I don’t know what reaction I was hoping for, but these weren’t it. Here’s why:
- Deleting everything today won’t solve anything. They’re caching this stuff, remember, and they’ve already laid claim to the cache.
- Telling me that some categories of content are wrong to post because I’m not using Facebook for the kinds of things it was made for also seems a little facile. Social networking sites really can’t dictate the sort of social networking that happens on them. That’s defined by each individual network. Part of what has always made Facebook complicated is that any individual person might be using their profiles for personal and professional purposes simultaneously. (They may not do this well, but there’s no good way to prohibit one or the other of these uses.)

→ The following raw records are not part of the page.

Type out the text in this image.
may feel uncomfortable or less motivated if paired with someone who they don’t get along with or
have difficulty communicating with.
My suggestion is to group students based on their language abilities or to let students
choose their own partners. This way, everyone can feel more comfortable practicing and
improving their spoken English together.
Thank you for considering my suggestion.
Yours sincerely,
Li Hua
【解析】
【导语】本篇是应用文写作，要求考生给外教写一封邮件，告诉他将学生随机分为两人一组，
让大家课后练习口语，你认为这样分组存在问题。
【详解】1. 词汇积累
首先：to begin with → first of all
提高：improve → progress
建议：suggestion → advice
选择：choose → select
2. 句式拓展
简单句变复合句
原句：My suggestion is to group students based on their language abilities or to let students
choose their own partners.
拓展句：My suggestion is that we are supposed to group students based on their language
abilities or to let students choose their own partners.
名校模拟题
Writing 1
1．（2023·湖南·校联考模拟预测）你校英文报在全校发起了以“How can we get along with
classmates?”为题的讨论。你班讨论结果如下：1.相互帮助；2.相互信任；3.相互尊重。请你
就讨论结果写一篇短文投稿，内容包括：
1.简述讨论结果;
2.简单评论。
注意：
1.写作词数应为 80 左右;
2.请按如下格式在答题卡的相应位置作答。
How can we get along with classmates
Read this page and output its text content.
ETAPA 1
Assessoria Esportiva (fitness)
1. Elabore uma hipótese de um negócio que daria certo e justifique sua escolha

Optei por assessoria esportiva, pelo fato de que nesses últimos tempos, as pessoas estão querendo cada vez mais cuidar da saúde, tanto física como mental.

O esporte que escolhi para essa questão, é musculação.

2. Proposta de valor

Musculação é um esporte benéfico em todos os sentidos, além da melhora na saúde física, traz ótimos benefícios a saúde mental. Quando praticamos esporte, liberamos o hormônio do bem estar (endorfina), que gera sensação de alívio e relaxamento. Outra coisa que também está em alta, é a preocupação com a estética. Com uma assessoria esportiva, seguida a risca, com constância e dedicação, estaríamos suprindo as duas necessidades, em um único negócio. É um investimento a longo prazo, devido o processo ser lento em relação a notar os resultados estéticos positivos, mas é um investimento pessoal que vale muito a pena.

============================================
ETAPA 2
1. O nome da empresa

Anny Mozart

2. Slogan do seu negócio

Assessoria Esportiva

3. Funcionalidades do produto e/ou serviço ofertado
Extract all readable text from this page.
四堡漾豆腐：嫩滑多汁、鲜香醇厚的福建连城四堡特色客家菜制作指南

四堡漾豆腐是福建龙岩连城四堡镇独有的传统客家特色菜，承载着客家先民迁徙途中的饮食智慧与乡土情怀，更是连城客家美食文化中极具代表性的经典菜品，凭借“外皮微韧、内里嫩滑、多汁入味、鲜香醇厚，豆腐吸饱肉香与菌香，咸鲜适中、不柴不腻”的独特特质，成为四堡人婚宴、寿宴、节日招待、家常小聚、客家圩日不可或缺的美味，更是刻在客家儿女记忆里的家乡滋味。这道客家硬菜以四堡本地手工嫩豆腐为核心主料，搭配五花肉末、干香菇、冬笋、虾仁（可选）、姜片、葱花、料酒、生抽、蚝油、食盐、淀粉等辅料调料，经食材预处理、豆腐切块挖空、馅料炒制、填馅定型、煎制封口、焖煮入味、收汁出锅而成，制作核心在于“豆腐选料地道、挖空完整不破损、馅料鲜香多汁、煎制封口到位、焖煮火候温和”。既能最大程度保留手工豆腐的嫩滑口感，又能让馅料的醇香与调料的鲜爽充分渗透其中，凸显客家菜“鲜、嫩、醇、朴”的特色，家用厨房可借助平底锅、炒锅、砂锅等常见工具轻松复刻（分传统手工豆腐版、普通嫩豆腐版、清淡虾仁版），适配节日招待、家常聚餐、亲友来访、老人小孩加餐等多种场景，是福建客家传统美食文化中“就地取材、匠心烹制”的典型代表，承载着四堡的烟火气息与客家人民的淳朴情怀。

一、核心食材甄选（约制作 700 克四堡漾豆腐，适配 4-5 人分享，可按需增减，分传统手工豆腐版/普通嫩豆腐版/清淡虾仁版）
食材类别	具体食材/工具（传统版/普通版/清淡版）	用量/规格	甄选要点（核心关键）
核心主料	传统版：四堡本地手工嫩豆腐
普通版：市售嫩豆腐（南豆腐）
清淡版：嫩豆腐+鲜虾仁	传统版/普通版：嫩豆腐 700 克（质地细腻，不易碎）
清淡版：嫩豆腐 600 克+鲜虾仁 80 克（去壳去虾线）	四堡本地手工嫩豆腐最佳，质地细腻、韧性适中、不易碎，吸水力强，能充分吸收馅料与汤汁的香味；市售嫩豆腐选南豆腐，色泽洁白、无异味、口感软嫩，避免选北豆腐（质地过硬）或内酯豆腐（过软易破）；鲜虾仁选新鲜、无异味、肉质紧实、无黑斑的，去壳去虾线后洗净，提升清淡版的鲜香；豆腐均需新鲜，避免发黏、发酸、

- And privacy may be dead, but that doesn’t mean that we should throw our content willy-nilly into the hands of people who want to use it for commercial purposes if we can help it. There should be an opt-out option.
- And while it’s usually a perfectly fine response to say “if you don’t like the contract, don’t sign it,” this response isn’t actually very helpful in this case. First of all, it’s too big of a network right now, and is often the only way of staying in contact with whole groups of your acquaintances. Goodness knows I’ve tried to leave several times (it’s just too complicated, too big, and too much for me), but I then realized that this would be tantamount to putting myself into a social time out chair. Unfortunately, we’ve been put in a position where protest might hurt the individual more than the institution. Also, it’s too late to protest if you already have a profile. They already own your stuff.
So what would be a good response? Well, I’m not exactly sure (boy was I hoping somebody could have articulated it for me!). Living online is a constant process of figuring out which pieces of yourself you’re willing to leave for others to use, though, so we always have to be aware of what we’re giving up and then use that knowledge to help us decide what to share in any given space. So in the case of Facebook, I’m willing to give them my status updates, wall posts, profile pictures, and the contact info that is already findable elsewhere online. And that’s about it. I’ve stopped feeding this blog into my profile there because I’d prefer they don’t have this content from now on.
This rather pragmatic response doesn’t diminish my righteous indignation toward Facebook, though. I’d love it if they got their tyrannical Terms fed to them in a goopy mash by a horde of gleeful lawyers. And I’m unwilling to say we should just get over it and move on. I guess what I am saying is that this is a perfect reminder for me that I am always giving up pieces of myself to The Internet, and that I should step back and think for a minute about what I’m doing on Facebook, why I’m doing it, and how many pieces of myself I’m willing to pay for the privilege of staying out of the social time out chair.
[Update 2/18: Facebook has heard the hue and cry and has reverted to its old TOS. I wonder what the new version will look like once they’ve taken all the comments in. Also, I found this fascinating comparison between the draconian TOS and those of other social sites.]